Änderungsbedarf in Werkstätten für behinderte Menschen – 12 Vorschläge
Vorschlag 11: Finanzierung des individuellen Unterstützungsbedarfs zur beruflichen Teilhabe
Von Dieter Basener



Werkstätten für behinderte Menschen wurden im Jahr 1974 im Schwerbehindertenrecht verankert und sind damit über 40 Jahre alt. Seit ihrer Gründung haben sich viele Planungsgrößen, Leitvorstellungen und Zielsetzungen verändert.
Einige Beispiele:
• Die Zahl der Werkstattplätze ist fünfmal so hoch wie ursprünglich geplant.
• Seit der Einführung des SGB IX ersetzen Autonomie und Selbstbestimmung das pädagogische Leitbild der Fürsorge.
• Die UN-Behindertenrechtskonvention gibt Inklusion als gesellschaftliches Ziel vor, Sondereinrichtungen stehen auf dem Prüfstand.

Es ist Zeit, die Werkstattgesetzgebung einer kritischen Betrachtung zu unterziehen. Welche Regelungen haben sich überlebt? Welche Hilfen können heute eine berufliche Teilhabe ermöglichen, wie soll sie aussehen und welche Rolle sollen die Werkstätten dabei spielen? Diese Beitragsreihe benennt Probleme und Fehlentwicklungen und macht Vorschläge für die geplante Gesetzesnovellierung.

Folge 11 befasst sich mit der Finanzierung der Leistung „Teilhabe am Arbeitsleben“ und schlägt einen Systemwechsel vor, der auch die Werkstattfinanzierung auf neue Füße stellt

Paul S. besteht darauf, nicht geistig behindert zu sein. „Ich konnte nicht so gut lernen“, sagt er, „und hab deshalb eine Förderschule besucht.“ Es war eine Schule für „Schüler mit ausgewiesenem sonderpädagogischen Förderbedarf“ wie es heute heißt. Vorher hieß sie „Sonderschule für Lernbehinderte“. Paul S. machte eine Tischlerausbildung im Berufsbildungswerk, fand aber keine Anstellung und stimmte nach längerem Zögern dem Vorschlag seines Reha-Beraters zu, in der Tischlerei der Elbe-Werkstätten in Hamburg-Altona zu arbeiten. Dort gehört er heute, sechs Jahre später, zu den Leistungsträgern. Seine Arbeit ist ihm wichtig, er lebt im „Betreuten Wohnen“, hat Freunde in der Werkstatt gefunden, mit denen er auch privat viel unternimmt. Bei neuen Kontakten fürchtet er sich allerdings vor der üblichen Frage nach seinem Beruf und zieht sich mit einem unverbindlichen „Ich arbeite mit Holz“ aus der Affäre.

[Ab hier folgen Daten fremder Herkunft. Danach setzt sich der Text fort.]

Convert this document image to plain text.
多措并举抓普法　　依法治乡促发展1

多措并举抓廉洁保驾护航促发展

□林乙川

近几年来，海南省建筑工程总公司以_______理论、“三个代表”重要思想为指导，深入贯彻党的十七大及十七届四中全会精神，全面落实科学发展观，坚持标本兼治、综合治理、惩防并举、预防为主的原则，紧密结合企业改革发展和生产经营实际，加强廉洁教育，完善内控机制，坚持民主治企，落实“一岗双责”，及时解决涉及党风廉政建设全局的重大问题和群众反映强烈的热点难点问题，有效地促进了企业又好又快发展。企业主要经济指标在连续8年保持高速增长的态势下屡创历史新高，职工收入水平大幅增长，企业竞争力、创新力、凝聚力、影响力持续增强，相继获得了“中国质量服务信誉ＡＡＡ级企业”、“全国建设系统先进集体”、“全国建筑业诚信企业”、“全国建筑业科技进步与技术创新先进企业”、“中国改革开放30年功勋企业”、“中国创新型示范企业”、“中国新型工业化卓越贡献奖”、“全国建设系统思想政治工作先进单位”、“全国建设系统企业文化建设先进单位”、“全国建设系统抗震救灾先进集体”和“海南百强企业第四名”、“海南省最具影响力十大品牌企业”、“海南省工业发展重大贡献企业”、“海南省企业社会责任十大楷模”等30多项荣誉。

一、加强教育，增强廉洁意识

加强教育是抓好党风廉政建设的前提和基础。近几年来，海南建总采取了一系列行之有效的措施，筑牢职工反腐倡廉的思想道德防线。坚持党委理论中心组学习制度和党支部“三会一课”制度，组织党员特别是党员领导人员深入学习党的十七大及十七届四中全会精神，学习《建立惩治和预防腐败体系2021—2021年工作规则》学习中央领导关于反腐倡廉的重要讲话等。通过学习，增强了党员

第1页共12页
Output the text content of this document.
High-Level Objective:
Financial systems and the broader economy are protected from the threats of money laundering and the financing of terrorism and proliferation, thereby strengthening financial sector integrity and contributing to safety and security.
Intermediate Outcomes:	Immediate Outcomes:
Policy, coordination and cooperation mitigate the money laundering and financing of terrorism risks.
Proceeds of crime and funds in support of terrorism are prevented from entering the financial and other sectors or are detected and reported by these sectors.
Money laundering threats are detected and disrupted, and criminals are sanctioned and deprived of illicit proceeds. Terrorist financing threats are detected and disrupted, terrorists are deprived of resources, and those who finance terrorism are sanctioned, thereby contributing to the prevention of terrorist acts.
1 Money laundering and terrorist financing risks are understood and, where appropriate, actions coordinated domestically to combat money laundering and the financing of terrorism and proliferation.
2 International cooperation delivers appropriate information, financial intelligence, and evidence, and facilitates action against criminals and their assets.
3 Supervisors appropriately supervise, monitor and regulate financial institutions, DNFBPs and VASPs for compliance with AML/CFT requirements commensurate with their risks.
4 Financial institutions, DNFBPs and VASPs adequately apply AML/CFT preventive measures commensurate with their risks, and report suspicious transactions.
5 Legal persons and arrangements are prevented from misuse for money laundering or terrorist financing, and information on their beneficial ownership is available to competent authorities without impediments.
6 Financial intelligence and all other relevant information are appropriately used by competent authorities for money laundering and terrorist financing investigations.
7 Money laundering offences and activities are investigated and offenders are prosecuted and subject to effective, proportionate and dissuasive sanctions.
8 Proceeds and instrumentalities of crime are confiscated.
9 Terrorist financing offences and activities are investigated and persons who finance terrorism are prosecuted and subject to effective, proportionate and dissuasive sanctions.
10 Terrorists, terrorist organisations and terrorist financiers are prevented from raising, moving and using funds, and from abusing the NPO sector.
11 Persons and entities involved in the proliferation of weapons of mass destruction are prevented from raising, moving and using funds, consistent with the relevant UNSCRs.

Wie gehen Werkstätten mit dem Thema Lernbehinderte um?
Lernbehinderte dürfte es in den Werkstätten eigentlich gar nicht geben. Sie stehen nach Auffassung des Gesetzgebers dem Arbeitsmarkt zur Verfügung. Und so werden sie gerne der geistigen Behinderung oder zumindest dem „Grenzbereich“ zu dieser Personengruppe zugeschlagen. In der Statistik auf der Website der BAG WfbM kommen Lernbehinderte nicht vor. Die letzten verfügbaren Angaben von 2012 führen drei Kategorien von Werkstattbeschäftigten auf: Menschen mit geistiger Behinderung haben demnach einen Anteil von 77,49 %, Personen mit einer psychischen Behinderung von 19,18 % und Körperbehinderte von 3,33 %. Legt man dieses Verhältnis zu Grunde, so hat sich die 1974 prognostizierte Anzahl der geistig behinderten Menschen in der Werkstatt von 60.000 auf knapp 240.000 erhöht. Einigungsbereinigt sind es ca. 180.000 Personen, das wäre eine Verdreifachung.

Warum geht das Werkstattwachstum trotz anderslautenden Prognosen weiter?
Auf diese Frage gibt das Beispiel Paul S. eine Antwort. Die Werkstatt wächst im Bereich von Personen, für die sie ursprünglich nicht gedacht war: Menschen mit Lernbehinderungen, psychischen Beeinträchtigungen und sogenannten „Doppeldiagnosen“. Der Sogeffekt in die Werkstatt ist gewaltig: In Sachsen-Anhalt liegt der Anteil der WfbM-Beschäftigten an der Bevölkerung – bezogen auf die 18- bis 65-jährigen – schon bei fast einem Prozent.

Fachleute überrascht das nicht: Zu unterschiedlich sind die staatlichen Zuschüssen und sonstigen Leistungen für „Erwerbsunfähige aufgrund der besonderen Schwere der Behinderung“ und „noch erwerbsfähige Behinderte“. Die Werkstattzugehörigkeit bietet eine Garantie auf lebenslange Arbeit, der Lebensunterhalt ist über Quersubventionen abgesichert, nach zwanzig Jahren gibt es ein Anrecht auf eine nicht unerhebliche EU-Rente mit der Möglichkeit, weiter arbeiten zu können. Ein geregelter Tagesablauf, das Gefühl gebraucht zu werden und einer sinnvollen Tätigkeit nachzugehen, die sozialen Kontakte, alle das macht die Werkstatt attraktiv. Werkstattberechtigte sind gegenüber denjenigen, die als Schwerbehinderte dem allgemeinen Arbeitsmarkt zur Verfügung stehen und allzu häufig arbeitslos sind, massiv im Vorteil.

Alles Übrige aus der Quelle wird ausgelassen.